Through observation, AI RCC officials have noticed that the generative AI models used by people in industry can also be used by warfighters to make their jobs easier and alleviate their workloads, especially in data management, analyzation and decision-making realms.
“[Focusing] on warfighting aspects and unique aspects of missions that we perform that we think generative AI can be applicable to and some examples of that both from on the more industry-facing side that there are analogs that companies are using generative AI for right now, like financial management and analysis, audit, human resources analysis and data augmentation,” Elliott said.
“On the warfighting side, [we’re] looking towards complex logistics and helping look at data analysis across low-information spaces. Then, also in many cases across the DoD, our analysts have large amounts of data, and we have more data than it is possible for people and our warfighters to look at. So, how do we help use tools like frontier AI to synthesize that data, do complex data analysis and summarize it, or identify the key points in that data to help inform warfighters in the field?”
On the warfighting side, [we’re] looking towards complex logistics and helping look at data analysis across low-information spaces. Then, also in many cases across the DoD, our analysts have large amounts of data, and we have more data than it is possible for people and our warfighters to look at.
Generative AI and frontier AI can be used interchangeably, according to Elliott.
In addition to helping on the battlefield, leaders said generative AI could help on the logistical side of the DoD as well.

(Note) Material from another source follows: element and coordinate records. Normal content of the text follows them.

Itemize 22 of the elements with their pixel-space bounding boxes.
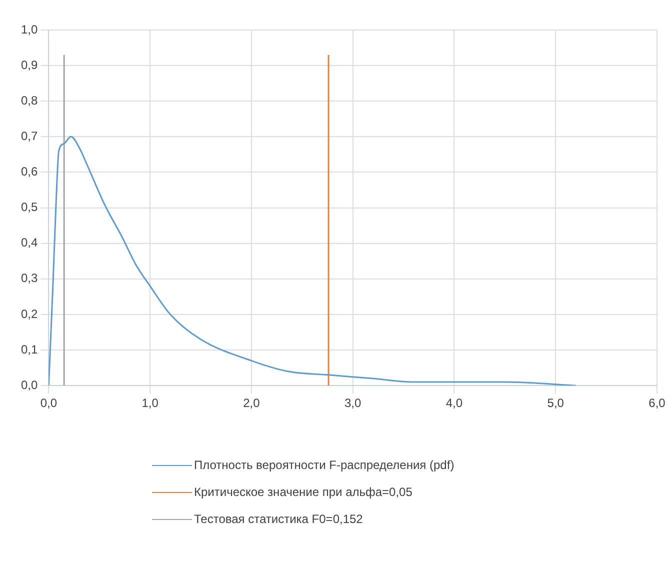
y-tick-label: 0,0 xyxy=(20,378,38,392)
y-tick-label: 1,0 xyxy=(20,22,38,36)
y-tick-label: 0,2 xyxy=(20,306,38,321)
y-tick-label: 0,8 xyxy=(20,93,38,108)
y-tick-label: 0,1 xyxy=(20,342,38,356)
y-tick-label: 0,3 xyxy=(20,271,38,286)
x-tick-label: 1,0 xyxy=(142,396,159,410)
line-series xyxy=(48,136,577,386)
x-tick-label: 3,0 xyxy=(344,396,362,410)
x-tick-label: 4,0 xyxy=(446,396,463,410)
x-tick-label: 6,0 xyxy=(648,396,666,410)
x-tick-label: 2,0 xyxy=(243,396,260,410)
y-tick-label: 0,9 xyxy=(20,58,38,72)
legend-label: Тестовая статистика F0=0,152 xyxy=(194,512,363,526)
legend-label: Плотность вероятности F-распределения (pdf) xyxy=(194,458,454,472)
y-tick-label: 0,5 xyxy=(20,200,38,214)
x-tick-label: 5,0 xyxy=(547,396,564,410)
y-tick-label: 0,6 xyxy=(20,164,38,179)
x-tick-label: 0,0 xyxy=(40,396,58,410)
y-tick-label: 0,4 xyxy=(20,236,38,250)
legend-label: Критическое значение при альфа=0,05 xyxy=(194,485,412,499)
y-tick-label: 0,7 xyxy=(20,128,38,143)
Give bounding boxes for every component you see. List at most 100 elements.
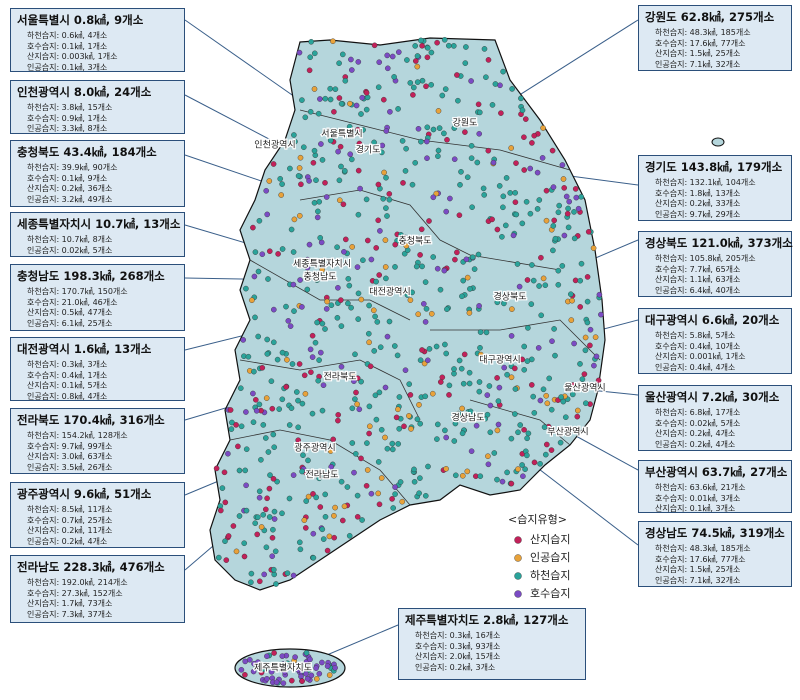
box-line: 인공습지: 0.2㎢, 3개소 bbox=[415, 662, 496, 672]
wetland-dot bbox=[382, 384, 389, 391]
wetland-dot bbox=[392, 491, 398, 497]
box-title: 경상남도 74.5㎢, 319개소 bbox=[645, 526, 785, 540]
wetland-dot bbox=[524, 435, 530, 442]
wetland-dot bbox=[458, 365, 465, 372]
wetland-dot bbox=[241, 553, 248, 560]
wetland-dot bbox=[500, 193, 507, 200]
wetland-dot bbox=[402, 367, 409, 374]
box-title: 경기도 143.8㎢, 179개소 bbox=[645, 160, 783, 174]
wetland-dot bbox=[251, 273, 258, 280]
wetland-dot bbox=[395, 106, 401, 112]
wetland-dot bbox=[550, 247, 556, 254]
wetland-dot bbox=[496, 183, 503, 189]
wetland-dot bbox=[312, 339, 319, 346]
wetland-dot bbox=[384, 65, 391, 72]
wetland-dot bbox=[268, 669, 275, 675]
wetland-dot bbox=[256, 217, 263, 224]
wetland-dot bbox=[279, 653, 286, 659]
box-line: 산지습지: 0.5㎢, 47개소 bbox=[27, 308, 113, 317]
box-line: 산지습지: 1.5㎢, 25개소 bbox=[655, 49, 741, 58]
wetland-dot bbox=[319, 407, 326, 414]
wetland-dot bbox=[519, 220, 526, 227]
wetland-dot bbox=[354, 375, 361, 382]
wetland-dot bbox=[336, 60, 342, 67]
wetland-dot bbox=[251, 368, 257, 375]
wetland-dot bbox=[451, 125, 458, 131]
wetland-dot bbox=[593, 353, 600, 360]
wetland-dot bbox=[422, 492, 429, 499]
wetland-dot bbox=[345, 300, 351, 307]
wetland-dot bbox=[319, 320, 326, 327]
wetland-dot bbox=[459, 430, 466, 437]
box-line: 호수습지: 27.3㎢, 152개소 bbox=[27, 588, 123, 598]
wetland-dot bbox=[571, 209, 577, 215]
wetland-dot bbox=[410, 84, 417, 91]
wetland-dot bbox=[495, 421, 502, 428]
wetland-dot bbox=[250, 419, 257, 426]
wetland-dot bbox=[454, 72, 460, 78]
wetland-dot bbox=[381, 169, 387, 176]
wetland-dot bbox=[304, 256, 311, 263]
wetland-dot bbox=[217, 507, 224, 514]
wetland-dot bbox=[558, 394, 564, 400]
wetland-dot bbox=[434, 421, 441, 428]
box-title: 충청북도 43.4㎢, 184개소 bbox=[17, 145, 157, 159]
wetland-dot bbox=[317, 504, 324, 510]
wetland-dot bbox=[404, 292, 411, 298]
wetland-dot bbox=[243, 285, 249, 292]
box-title: 제주특별자치도 2.8㎢, 127개소 bbox=[405, 613, 569, 627]
wetland-dot bbox=[468, 78, 474, 84]
region-label: 전라남도 bbox=[305, 470, 338, 481]
wetland-dot bbox=[354, 264, 361, 270]
wetland-dot bbox=[419, 263, 425, 270]
box-line: 호수습지: 0.1㎢, 9개소 bbox=[27, 173, 108, 183]
wetland-dot bbox=[476, 130, 483, 137]
wetland-dot bbox=[270, 306, 277, 313]
wetland-dot bbox=[308, 39, 315, 45]
wetland-dot bbox=[485, 453, 491, 460]
wetland-dot bbox=[371, 348, 378, 354]
wetland-dot bbox=[561, 185, 568, 191]
wetland-dot bbox=[270, 475, 277, 482]
wetland-dot bbox=[334, 244, 340, 250]
wetland-dot bbox=[242, 658, 248, 665]
wetland-dot bbox=[494, 375, 500, 381]
wetland-dot bbox=[512, 189, 519, 196]
wetland-dot bbox=[494, 476, 500, 483]
region-box: 전라북도 170.4㎢, 316개소 하천습지: 154.2㎢, 128개소 호수습… bbox=[10, 408, 185, 474]
box-line: 산지습지: 1.1㎢, 63개소 bbox=[655, 275, 741, 284]
wetland-dot bbox=[572, 186, 579, 192]
wetland-dot bbox=[386, 318, 393, 325]
wetland-dot bbox=[378, 149, 385, 156]
region-label: 경상북도 bbox=[493, 291, 526, 303]
wetland-dot bbox=[315, 377, 322, 384]
wetland-dot bbox=[236, 513, 243, 519]
wetland-dot bbox=[284, 356, 290, 363]
wetland-dot bbox=[258, 456, 264, 463]
box-line: 인공습지: 0.8㎢, 4개소 bbox=[27, 391, 108, 401]
wetland-dot bbox=[519, 356, 526, 363]
wetland-dot bbox=[253, 407, 260, 414]
wetland-dot bbox=[386, 191, 393, 197]
wetland-dot bbox=[501, 300, 507, 307]
wetland-dot bbox=[445, 42, 452, 49]
wetland-dot bbox=[315, 208, 321, 215]
wetland-dot bbox=[358, 455, 364, 462]
wetland-dot bbox=[404, 57, 410, 63]
wetland-dot bbox=[259, 251, 266, 257]
wetland-dot bbox=[595, 377, 602, 384]
box-title: 인천광역시 8.0㎢, 24개소 bbox=[17, 85, 152, 99]
wetland-dot bbox=[298, 673, 304, 680]
wetland-dot bbox=[527, 165, 534, 172]
wetland-dot bbox=[524, 277, 531, 283]
wetland-dot bbox=[324, 663, 331, 669]
wetland-dot bbox=[384, 445, 391, 452]
region-box: 제주특별자치도 2.8㎢, 127개소 하천습지: 0.3㎢, 16개소 호수습지:… bbox=[398, 608, 586, 680]
box-title: 경상북도 121.0㎢, 373개소 bbox=[645, 236, 793, 250]
wetland-dot bbox=[302, 663, 309, 669]
wetland-dot bbox=[358, 378, 364, 385]
ulleung-island bbox=[711, 137, 725, 147]
wetland-dot bbox=[376, 59, 383, 66]
wetland-dot bbox=[326, 533, 333, 540]
wetland-dot bbox=[417, 475, 423, 481]
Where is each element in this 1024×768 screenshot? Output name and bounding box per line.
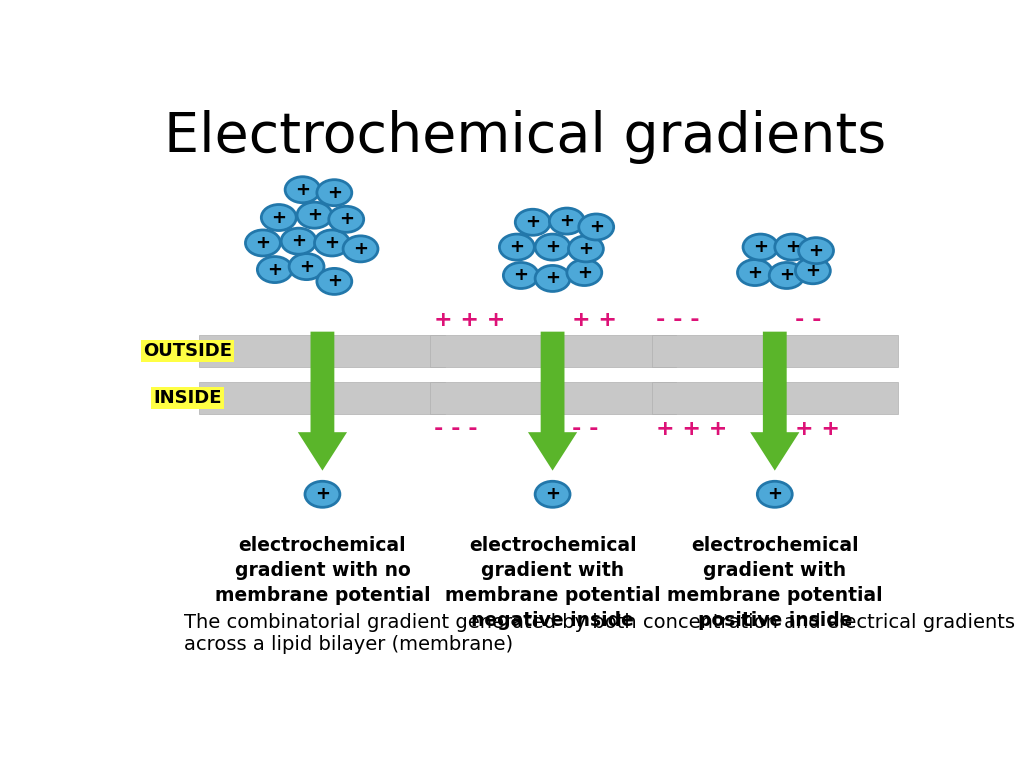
Ellipse shape [758,482,793,508]
Ellipse shape [261,204,296,230]
Ellipse shape [579,214,613,240]
Text: +: + [509,238,524,256]
Text: +: + [353,240,368,258]
Text: +: + [255,234,270,252]
Ellipse shape [550,208,585,234]
Ellipse shape [536,234,570,260]
Text: +: + [784,238,800,256]
Bar [200,382,445,415]
Ellipse shape [316,268,352,294]
Text: +: + [267,260,283,279]
Text: +: + [767,485,782,503]
Text: +: + [513,266,528,284]
Text: electrochemical
gradient with
membrane potential
positive inside: electrochemical gradient with membrane p… [667,536,883,630]
Text: +: + [545,238,560,256]
Ellipse shape [775,234,810,260]
Text: +: + [325,234,339,252]
Text: +: + [315,485,330,503]
Text: electrochemical
gradient with no
membrane potential: electrochemical gradient with no membran… [215,536,430,604]
Ellipse shape [285,177,321,203]
Text: - -: - - [572,419,599,439]
Text: +: + [307,206,322,224]
Ellipse shape [500,234,535,260]
Ellipse shape [282,228,316,254]
Text: +: + [291,232,306,250]
Ellipse shape [743,234,778,260]
Text: +: + [579,240,593,258]
Text: - - -: - - - [433,419,477,439]
Ellipse shape [257,257,292,283]
Text: +: + [295,180,310,199]
Ellipse shape [289,253,324,280]
Polygon shape [751,332,800,471]
Text: +: + [809,242,823,260]
Ellipse shape [536,482,570,508]
Text: +: + [327,273,342,290]
Ellipse shape [568,236,603,262]
Text: +: + [589,218,604,236]
Text: +: + [545,485,560,503]
Text: + + +: + + + [433,310,505,330]
Polygon shape [298,332,347,471]
Text: + +: + + [572,310,617,330]
Text: INSIDE: INSIDE [154,389,222,407]
Text: electrochemical
gradient with
membrane potential
negative inside: electrochemical gradient with membrane p… [444,536,660,630]
Text: +: + [559,212,574,230]
Ellipse shape [799,237,834,263]
Ellipse shape [796,258,830,283]
Ellipse shape [536,266,570,291]
Ellipse shape [316,180,352,206]
Bar [200,335,445,367]
Text: + + +: + + + [655,419,727,439]
Ellipse shape [305,482,340,508]
Text: - -: - - [795,310,821,330]
Ellipse shape [737,260,772,286]
Bar [430,382,676,415]
Text: +: + [753,238,768,256]
Bar [651,382,898,415]
Ellipse shape [246,230,281,256]
Ellipse shape [297,202,332,228]
Text: +: + [545,270,560,287]
Ellipse shape [567,260,602,286]
Bar [430,335,676,367]
Text: +: + [339,210,353,228]
Ellipse shape [314,230,349,256]
Text: +: + [748,263,763,282]
Bar [651,335,898,367]
Ellipse shape [343,236,378,262]
Text: +: + [271,209,287,227]
Text: The combinatorial gradient generated by both concentration and electrical gradie: The combinatorial gradient generated by … [183,613,1015,654]
Text: +: + [327,184,342,202]
Ellipse shape [329,207,364,232]
Text: + +: + + [795,419,840,439]
Polygon shape [528,332,578,471]
Text: +: + [806,262,820,280]
Text: Electrochemical gradients: Electrochemical gradients [164,110,886,164]
Text: OUTSIDE: OUTSIDE [143,342,232,360]
Text: +: + [779,266,795,284]
Text: +: + [299,257,314,276]
Text: +: + [577,263,592,282]
Text: +: + [525,214,541,231]
Ellipse shape [504,263,539,289]
Ellipse shape [515,209,550,235]
Text: - - -: - - - [655,310,699,330]
Ellipse shape [769,263,804,289]
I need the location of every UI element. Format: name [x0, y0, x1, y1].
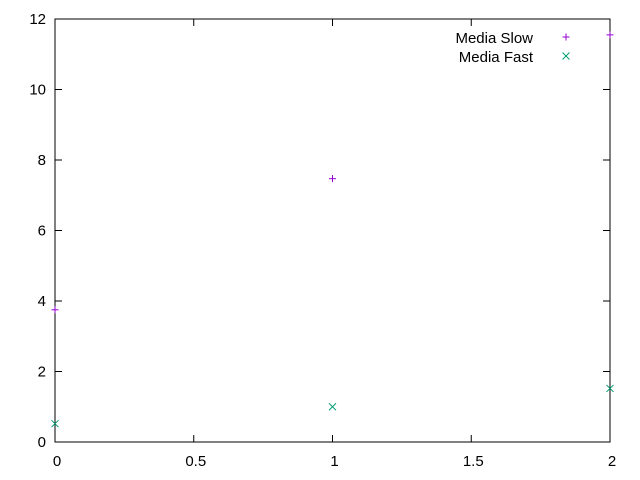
data-point [329, 175, 336, 183]
x-tick-label: 0 [53, 453, 61, 470]
y-tick-label: 4 [38, 293, 46, 310]
y-tick-label: 6 [38, 223, 46, 240]
y-tick-label: 10 [29, 82, 46, 99]
x-tick-label: 1 [330, 453, 338, 470]
x-tick-label: 2 [608, 453, 616, 470]
x-tick-label: 1.5 [463, 453, 484, 470]
legend-marker-media-fast [562, 52, 570, 60]
data-point [606, 384, 614, 393]
y-tick-label: 2 [38, 364, 46, 381]
data-point [606, 31, 614, 39]
legend-label-media-fast: Media Fast [459, 49, 534, 66]
y-axis: 0 2 4 6 8 10 12 [29, 11, 610, 451]
data-point [51, 419, 59, 428]
data-point [328, 402, 337, 411]
x-tick-label: 0.5 [185, 453, 206, 470]
legend-marker-media-slow [562, 33, 570, 41]
legend: Media Slow Media Fast [455, 30, 570, 66]
y-tick-label: 12 [29, 11, 46, 28]
data-point [51, 306, 59, 314]
y-tick-label: 0 [38, 434, 46, 451]
x-axis: 0 0.5 1 1.5 2 [53, 19, 616, 470]
legend-label-media-slow: Media Slow [455, 30, 533, 47]
series-media-slow [51, 31, 614, 314]
y-tick-label: 8 [38, 152, 46, 169]
series-media-fast [51, 384, 614, 428]
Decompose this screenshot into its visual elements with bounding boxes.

“Generative AI and frontier AI is, we believe, a game changer and a massive revolution as a general-use technology, similar to the internet, and you’ve seen that through adoption across industry,” Elliott said. “In the commercial sector, where it’s used, from finance to helping write emails to complex data analysis, so we think those same use cases apply to the DoD, because the DoD is also one of the largest entities in existence.”
“It’s both the largest healthcare provider [and] one of the largest human resources systems in the world,” Elliott explained. “So, there are many different use cases from industry where they have already adopted and used generative AI that we can then lift and shift into our similar use cases.”
Crews are expected to start construction on the prototypes this month, and while that takes place, officials will also put the pilot programs through a series of tests. Conducting ongoing checkpoints rather than one large exam at the end of prototype development is a major benefit when it comes to generative AI and the AI RCC, according to Elliott.
“To inform what your next model training cycle should be, that testing is like a requirement to know how good I am, or am I impacting the user,” Elliott said. “I think that’s just as critical as you look at generative AI and frontier AI capabilities added into workflows, where testing has to happen across the life cycle of the prototype and the larger project, because that informs our next increment and what we’re going to do in the next sprint and how we’re going to impact and make the product better for the warfighting user.”
“So, we’ll be testing across the whole life cycle and doing testing as a continuum with the idea of these constant, discrete test events so that we can gather this data as we go and inform our development in real time, as compared to waiting until the end to do a large test event.”